İki vatandaş parkta oturmuş konuşuyorlar. Biri:
- E, abi, aynı gemideymişiz işte daha ne istiyorsun? Öteki:
- Oğlum bir şeyler ters gittiğinde dövecek birileri lazım, o yüzden tutuyorlar bizi gemide...
Karikatürü BirGün’de Serkan Altuniğne çizmiş... Bu “gemi” muhabbeti böyle zor zamanlarda hatırlanır. Oysa alt kamaradakiler çok önceden uyarmışlardır:
- Kaptan gemi hafiften su alıyor buna bir çare arasan!
- Kaptan rotada arıza var, bu gidişle kayalara toslayacağız
- Kaptan fırtına geliyor, şu yelkenleri toplasan...
Kaptan kendisine akıl öğretilmesinden hoşlanmaz.
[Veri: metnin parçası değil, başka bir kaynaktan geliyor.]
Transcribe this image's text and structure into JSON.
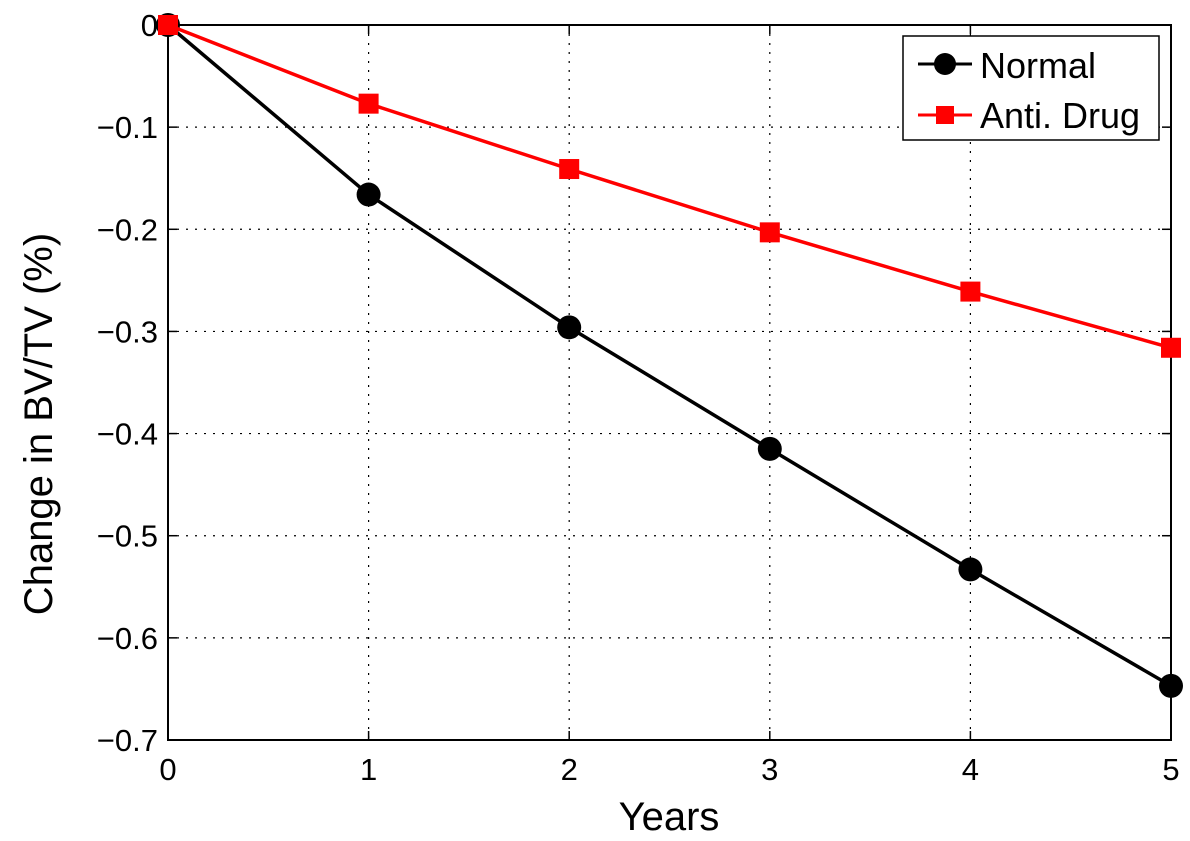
{
  "chart_data": {
    "type": "line",
    "title": "",
    "xlabel": "Years",
    "ylabel": "Change in BV/TV (%)",
    "xlim": [
      0,
      5
    ],
    "ylim": [
      -0.7,
      0
    ],
    "xticks": [
      0,
      1,
      2,
      3,
      4,
      5
    ],
    "xtick_labels": [
      "0",
      "1",
      "2",
      "3",
      "4",
      "5"
    ],
    "yticks": [
      0,
      -0.1,
      -0.2,
      -0.3,
      -0.4,
      -0.5,
      -0.6,
      -0.7
    ],
    "ytick_labels": [
      "0",
      "−0.1",
      "−0.2",
      "−0.3",
      "−0.4",
      "−0.5",
      "−0.6",
      "−0.7"
    ],
    "grid": true,
    "legend_position": "top-right",
    "x": [
      0,
      1,
      2,
      3,
      4,
      5
    ],
    "series": [
      {
        "name": "Normal",
        "values": [
          0,
          -0.166,
          -0.296,
          -0.415,
          -0.533,
          -0.647
        ],
        "color": "#000000",
        "marker": "circle"
      },
      {
        "name": "Anti. Drug",
        "values": [
          0,
          -0.077,
          -0.141,
          -0.203,
          -0.261,
          -0.316
        ],
        "color": "#ff0000",
        "marker": "square"
      }
    ]
  }
}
Uyarılara kulak verirse karizmasının çizileceğini düşünür.
Zaten bu akıl verenleri iki günün biri aşağılamakta, hatta onları yok saymaktadır.
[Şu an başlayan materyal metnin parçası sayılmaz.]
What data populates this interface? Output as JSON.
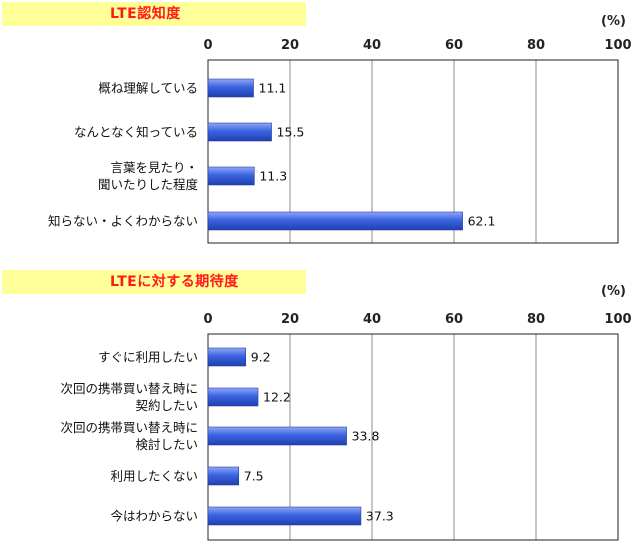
{
  "chart_data": [
    {
      "type": "bar",
      "orientation": "horizontal",
      "title": "LTE認知度",
      "unit": "(%)",
      "categories": [
        "概ね理解している",
        "なんとなく知っている",
        "言葉を見たり・\n聞いたりした程度",
        "知らない・よくわからない"
      ],
      "values": [
        11.1,
        15.5,
        11.3,
        62.1
      ],
      "value_labels": [
        "11.1",
        "15.5",
        "11.3",
        "62.1"
      ],
      "xlim": [
        0,
        100
      ],
      "xticks": [
        "0",
        "20",
        "40",
        "60",
        "80",
        "100"
      ],
      "grid": true,
      "bar_color": "#3b63e0"
    },
    {
      "type": "bar",
      "orientation": "horizontal",
      "title": "LTEに対する期待度",
      "unit": "(%)",
      "categories": [
        "すぐに利用したい",
        "次回の携帯買い替え時に\n契約したい",
        "次回の携帯買い替え時に\n検討したい",
        "利用したくない",
        "今はわからない"
      ],
      "values": [
        9.2,
        12.2,
        33.8,
        7.5,
        37.3
      ],
      "value_labels": [
        "9.2",
        "12.2",
        "33.8",
        "7.5",
        "37.3"
      ],
      "xlim": [
        0,
        100
      ],
      "xticks": [
        "0",
        "20",
        "40",
        "60",
        "80",
        "100"
      ],
      "grid": true,
      "bar_color": "#3b63e0"
    }
  ]
}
Derken korkulan olur, gemi tehlikeli sulara girer. Tekne dalgalarda fındık kabuğu gibi sallanmaya başlar...
Geminin alt kameralarında seyahat eden ikinci sınıf yolcular edepli insanlardır... O gün kalkıp :
- Biz böyle olacağını söylemiştik, falan demezler.. Ya ne yaparlar?
Hep birlikte kaptana destek olmaya çalışırlar. Geminin sağ salim kıyıya ulaşması için seferber olurlar... Kaptandan hesap sormaya kalkan olursa zaten “hain” damgasını yer oturur aşağı...
Gemi kıyıya ulaştıktan sonra ne mi olacaktır?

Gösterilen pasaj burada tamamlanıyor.